Statistically significant improvements were also observed with the following secondary endpoints versus the pooled monotherapy arm: change from baseline at week 24 in N-terminal pro-B-type natriuretic peptide (NT-proBNP) (-67 percent vs. -50 percent; p<0.001), percentage of patients with satisfactory clinical response at week 24 (39 percent vs. 29 percent; odds ratio 1.56; p=0.03) and median change from baseline to week 24 in six-minute walk distance (6MWD) (49 meters vs. 24 meters; p<0.001). There was no difference between treatment groups in the change from baseline to week 24 for WHO functional class.

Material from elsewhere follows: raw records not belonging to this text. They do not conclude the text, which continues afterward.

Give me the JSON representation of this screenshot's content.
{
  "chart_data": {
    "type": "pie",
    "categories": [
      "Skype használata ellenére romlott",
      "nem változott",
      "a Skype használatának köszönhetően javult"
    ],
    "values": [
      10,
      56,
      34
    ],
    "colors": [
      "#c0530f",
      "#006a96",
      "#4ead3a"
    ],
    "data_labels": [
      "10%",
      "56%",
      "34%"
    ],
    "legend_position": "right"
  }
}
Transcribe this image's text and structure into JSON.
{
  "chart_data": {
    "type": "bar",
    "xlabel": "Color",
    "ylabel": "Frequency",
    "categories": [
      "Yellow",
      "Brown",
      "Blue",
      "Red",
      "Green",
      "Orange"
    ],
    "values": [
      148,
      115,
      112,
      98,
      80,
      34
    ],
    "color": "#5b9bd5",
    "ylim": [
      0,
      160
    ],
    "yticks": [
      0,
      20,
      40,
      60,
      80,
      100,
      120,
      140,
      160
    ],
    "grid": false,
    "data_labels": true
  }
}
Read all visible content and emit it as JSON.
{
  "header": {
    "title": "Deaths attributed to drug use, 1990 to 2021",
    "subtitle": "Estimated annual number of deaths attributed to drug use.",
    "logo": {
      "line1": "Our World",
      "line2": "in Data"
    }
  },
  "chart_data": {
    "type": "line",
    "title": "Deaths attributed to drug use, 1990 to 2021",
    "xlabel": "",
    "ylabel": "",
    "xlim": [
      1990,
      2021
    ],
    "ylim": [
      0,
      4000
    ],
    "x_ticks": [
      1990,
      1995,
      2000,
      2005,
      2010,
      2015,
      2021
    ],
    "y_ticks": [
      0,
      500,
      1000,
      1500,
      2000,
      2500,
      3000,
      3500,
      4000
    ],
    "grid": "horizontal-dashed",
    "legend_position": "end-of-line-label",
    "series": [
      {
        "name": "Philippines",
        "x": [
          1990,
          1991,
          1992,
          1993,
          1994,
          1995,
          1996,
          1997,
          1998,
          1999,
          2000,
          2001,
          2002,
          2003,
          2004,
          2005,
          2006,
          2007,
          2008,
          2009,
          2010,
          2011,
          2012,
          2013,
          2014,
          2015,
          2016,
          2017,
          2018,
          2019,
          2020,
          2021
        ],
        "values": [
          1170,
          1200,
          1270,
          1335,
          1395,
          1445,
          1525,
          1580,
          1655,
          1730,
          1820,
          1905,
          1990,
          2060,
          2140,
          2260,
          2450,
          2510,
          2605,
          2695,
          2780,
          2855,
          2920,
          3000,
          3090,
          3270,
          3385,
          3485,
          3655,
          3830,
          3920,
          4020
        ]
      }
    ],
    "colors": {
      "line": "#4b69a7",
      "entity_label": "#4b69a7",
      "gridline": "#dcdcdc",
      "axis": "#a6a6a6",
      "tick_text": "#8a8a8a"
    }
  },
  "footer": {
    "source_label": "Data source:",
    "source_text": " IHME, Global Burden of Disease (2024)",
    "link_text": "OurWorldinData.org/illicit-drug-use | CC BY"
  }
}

No new safety signals were detected with the combination of Letairis and tadalafil. Adverse events occurring more frequently in the combination arm than in either monotherapy arm were peripheral edema (Combination: 45 percent; Letairis: 33 percent; tadalafil: 28 percent), headache (Combination: 42 percent; Letairis: 33 percent; tadalafil: 35 percent), nasal congestion (Combination: 21 percent; Letairis: 15 percent; tadalafil: 12 percent) and anemia (Combination: 15 percent; Letairis: 6 percent; tadalafil: 12 percent).
Gilead submitted the AMBITION data in a Letairis supplemental new drug application (sNDA) to the FDA on December 5, 2014. FDA has granted a standard review and set a target review date under the Prescription Drug User Fee Act (PDUFA) of October 5, 2015.